Let’s look at the school. Landon is an elite school for boys whose “ABOUT US” tab on their website states the following:
“Landon School is an independent, non-sectarian day school for boys in Grades 3-12, that prepares talented boys for productive lives as accomplished, responsible and caring men whose actions are guided by the principles of perseverance, teamwork, honor and fair play.”
“Actions,” interesting choice of words given the age old axiom; “Actions Speak Louder than Words.” Apparently the actions of these boys are not fostered by the “honor” and “fair play” portions of the description but they certainly have the “teamwork” component down. Their team that is, which leads me to the murky waters of the “Good Old Boys Club”
The good old boys club, we have all heard of it, many of us have experienced it… that houseless fraternity and yuck it up bond that exists between certain men. The “I’ll scratch your back if you scratch mine” sort of behavior that for years has run boardrooms, governments, and homes. It is high time that the men who do not subscribe to this reprehensible mentality stand up and say, “ I do not belong to your macho culture.” The only way we can begin to stop horrific acts of violence against women, is to spotlight men and boys who are wedded to a different perspective. An outlook that embraces women as equals and looks to collaborate rather than tear down.
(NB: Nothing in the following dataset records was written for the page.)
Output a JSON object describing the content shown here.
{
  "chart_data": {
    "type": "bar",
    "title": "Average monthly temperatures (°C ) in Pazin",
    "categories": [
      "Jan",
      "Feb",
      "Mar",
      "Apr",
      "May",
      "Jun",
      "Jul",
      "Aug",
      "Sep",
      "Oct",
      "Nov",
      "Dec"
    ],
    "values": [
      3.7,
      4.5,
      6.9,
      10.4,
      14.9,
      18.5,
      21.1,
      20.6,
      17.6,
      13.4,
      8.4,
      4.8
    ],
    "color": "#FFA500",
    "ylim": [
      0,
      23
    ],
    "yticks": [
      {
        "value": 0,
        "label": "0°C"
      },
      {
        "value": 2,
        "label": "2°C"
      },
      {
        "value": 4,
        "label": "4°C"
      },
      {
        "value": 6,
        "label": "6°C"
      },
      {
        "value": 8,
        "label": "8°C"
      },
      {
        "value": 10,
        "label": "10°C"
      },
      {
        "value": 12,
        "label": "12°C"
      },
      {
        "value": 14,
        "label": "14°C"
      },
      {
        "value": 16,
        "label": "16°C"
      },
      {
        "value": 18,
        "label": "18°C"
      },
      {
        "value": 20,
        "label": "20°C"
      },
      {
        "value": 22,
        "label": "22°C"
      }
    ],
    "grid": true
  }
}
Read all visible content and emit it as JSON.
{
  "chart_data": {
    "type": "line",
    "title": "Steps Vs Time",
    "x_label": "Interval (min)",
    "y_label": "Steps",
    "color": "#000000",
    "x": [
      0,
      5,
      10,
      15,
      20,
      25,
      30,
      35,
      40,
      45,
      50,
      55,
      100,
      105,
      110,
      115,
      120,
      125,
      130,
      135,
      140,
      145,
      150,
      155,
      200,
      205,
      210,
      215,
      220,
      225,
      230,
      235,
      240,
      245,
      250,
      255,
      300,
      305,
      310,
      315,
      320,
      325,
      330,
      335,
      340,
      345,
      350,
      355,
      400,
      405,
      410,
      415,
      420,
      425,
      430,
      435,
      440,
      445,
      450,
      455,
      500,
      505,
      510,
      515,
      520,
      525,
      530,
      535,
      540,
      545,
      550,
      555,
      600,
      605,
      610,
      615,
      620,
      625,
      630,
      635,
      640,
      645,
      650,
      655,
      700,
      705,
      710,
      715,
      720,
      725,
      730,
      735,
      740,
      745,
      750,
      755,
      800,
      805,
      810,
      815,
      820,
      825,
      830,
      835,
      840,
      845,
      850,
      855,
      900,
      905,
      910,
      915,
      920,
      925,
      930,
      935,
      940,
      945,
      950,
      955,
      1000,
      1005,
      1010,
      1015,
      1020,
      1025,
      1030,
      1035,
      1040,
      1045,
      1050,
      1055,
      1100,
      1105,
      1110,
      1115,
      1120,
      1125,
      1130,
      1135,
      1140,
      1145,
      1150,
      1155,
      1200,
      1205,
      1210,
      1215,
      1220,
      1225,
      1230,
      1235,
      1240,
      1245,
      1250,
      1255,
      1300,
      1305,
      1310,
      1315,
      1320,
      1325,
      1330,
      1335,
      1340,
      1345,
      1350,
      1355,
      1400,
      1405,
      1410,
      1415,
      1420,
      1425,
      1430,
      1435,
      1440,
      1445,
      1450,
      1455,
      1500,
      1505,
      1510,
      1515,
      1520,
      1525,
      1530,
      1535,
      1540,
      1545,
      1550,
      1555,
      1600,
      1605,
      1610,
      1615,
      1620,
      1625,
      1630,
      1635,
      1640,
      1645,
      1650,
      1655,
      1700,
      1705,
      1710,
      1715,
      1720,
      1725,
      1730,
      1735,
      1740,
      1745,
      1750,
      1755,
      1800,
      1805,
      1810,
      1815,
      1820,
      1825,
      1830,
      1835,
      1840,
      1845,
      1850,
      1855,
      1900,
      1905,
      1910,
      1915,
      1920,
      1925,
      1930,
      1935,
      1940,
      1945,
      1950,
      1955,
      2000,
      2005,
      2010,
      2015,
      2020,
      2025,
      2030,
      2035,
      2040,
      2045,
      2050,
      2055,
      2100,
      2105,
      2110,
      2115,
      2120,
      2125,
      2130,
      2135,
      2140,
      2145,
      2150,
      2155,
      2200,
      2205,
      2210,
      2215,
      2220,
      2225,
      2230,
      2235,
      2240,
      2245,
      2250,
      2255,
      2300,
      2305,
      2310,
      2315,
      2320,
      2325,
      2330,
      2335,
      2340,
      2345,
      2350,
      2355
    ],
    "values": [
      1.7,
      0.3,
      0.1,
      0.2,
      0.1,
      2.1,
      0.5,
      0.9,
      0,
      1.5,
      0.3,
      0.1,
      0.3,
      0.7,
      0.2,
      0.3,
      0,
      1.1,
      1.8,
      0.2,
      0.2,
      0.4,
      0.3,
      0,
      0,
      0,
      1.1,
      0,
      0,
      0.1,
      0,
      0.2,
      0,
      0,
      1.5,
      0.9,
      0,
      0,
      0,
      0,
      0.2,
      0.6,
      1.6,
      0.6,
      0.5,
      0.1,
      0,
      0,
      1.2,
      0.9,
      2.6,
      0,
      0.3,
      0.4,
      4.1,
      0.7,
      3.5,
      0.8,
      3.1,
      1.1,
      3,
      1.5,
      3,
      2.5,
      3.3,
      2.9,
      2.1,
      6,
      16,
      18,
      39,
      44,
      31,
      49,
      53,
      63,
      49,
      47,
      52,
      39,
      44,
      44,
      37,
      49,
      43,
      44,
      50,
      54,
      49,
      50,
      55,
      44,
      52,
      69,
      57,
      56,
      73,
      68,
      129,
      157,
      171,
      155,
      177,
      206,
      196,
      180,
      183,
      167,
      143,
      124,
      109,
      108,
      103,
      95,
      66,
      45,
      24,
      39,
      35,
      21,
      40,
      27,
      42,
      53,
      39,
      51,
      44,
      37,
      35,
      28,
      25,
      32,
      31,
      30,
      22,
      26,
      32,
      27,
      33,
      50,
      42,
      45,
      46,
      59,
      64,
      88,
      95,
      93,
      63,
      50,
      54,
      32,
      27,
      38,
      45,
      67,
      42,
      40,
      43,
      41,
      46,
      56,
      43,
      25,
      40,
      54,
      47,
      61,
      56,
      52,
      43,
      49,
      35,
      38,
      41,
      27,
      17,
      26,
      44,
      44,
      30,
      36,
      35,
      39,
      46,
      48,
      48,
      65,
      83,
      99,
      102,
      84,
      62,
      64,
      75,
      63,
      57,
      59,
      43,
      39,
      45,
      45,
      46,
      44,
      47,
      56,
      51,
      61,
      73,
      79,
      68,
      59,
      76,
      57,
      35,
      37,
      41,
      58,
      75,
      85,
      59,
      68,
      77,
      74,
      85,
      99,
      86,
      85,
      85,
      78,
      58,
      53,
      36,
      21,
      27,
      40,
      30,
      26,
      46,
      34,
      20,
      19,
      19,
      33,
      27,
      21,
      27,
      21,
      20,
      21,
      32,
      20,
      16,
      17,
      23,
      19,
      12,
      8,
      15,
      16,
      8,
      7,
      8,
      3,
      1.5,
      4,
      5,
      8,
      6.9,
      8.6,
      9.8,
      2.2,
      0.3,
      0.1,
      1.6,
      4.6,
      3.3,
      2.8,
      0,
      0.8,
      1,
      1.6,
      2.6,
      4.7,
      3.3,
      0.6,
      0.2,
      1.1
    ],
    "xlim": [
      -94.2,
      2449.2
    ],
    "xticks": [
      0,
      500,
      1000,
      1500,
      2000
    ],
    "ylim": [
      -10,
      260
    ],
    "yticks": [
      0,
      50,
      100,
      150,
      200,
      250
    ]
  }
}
There are plenty of them out there too…we need to begin highlighting boys who truly understand ethics and character. We need to spotlight men who are disgusted by this macho mentality that only serves small mindedness. And for goodness sake we have got to start saying as a society that people may not hide behind a code of silence that is spurred on by gender based cardinal rules. Rules whose actions lead to a silence is golden mentality.
The Landon school has words all over their website that claim they are feeding the minds of boys to “work together to eliminate all forms of disrespect.” Really? The world is watching and candidly the cop-out response of the administration to protect their elite class of boys and fall back on their curriculum which boasts of “an extensive ethics and character education program which includes as its key tenets respect and honesty.,“ is a joke. Furthermore when Jean Erstling, the director of communications at Landon, is quoted in Maureen Dowd’s article she states; “Civility toward women is definitely part of that education program.”
Well Ms. Erstling I’d say your school is failing because what these boys did is anything but civil. If the consequences for the boys who created their fantasy game did not include expulsion then one could surmise that Landon is harboring the opposite of what you claim.
Hats off to Maureen Dowd who closes with “Young men everywhere must be taught, beyond platitudes, that young women are not prey.”
What a sad testimony that something as basic as a girls right to be seen as a human being worthy of respect, needs to be taught.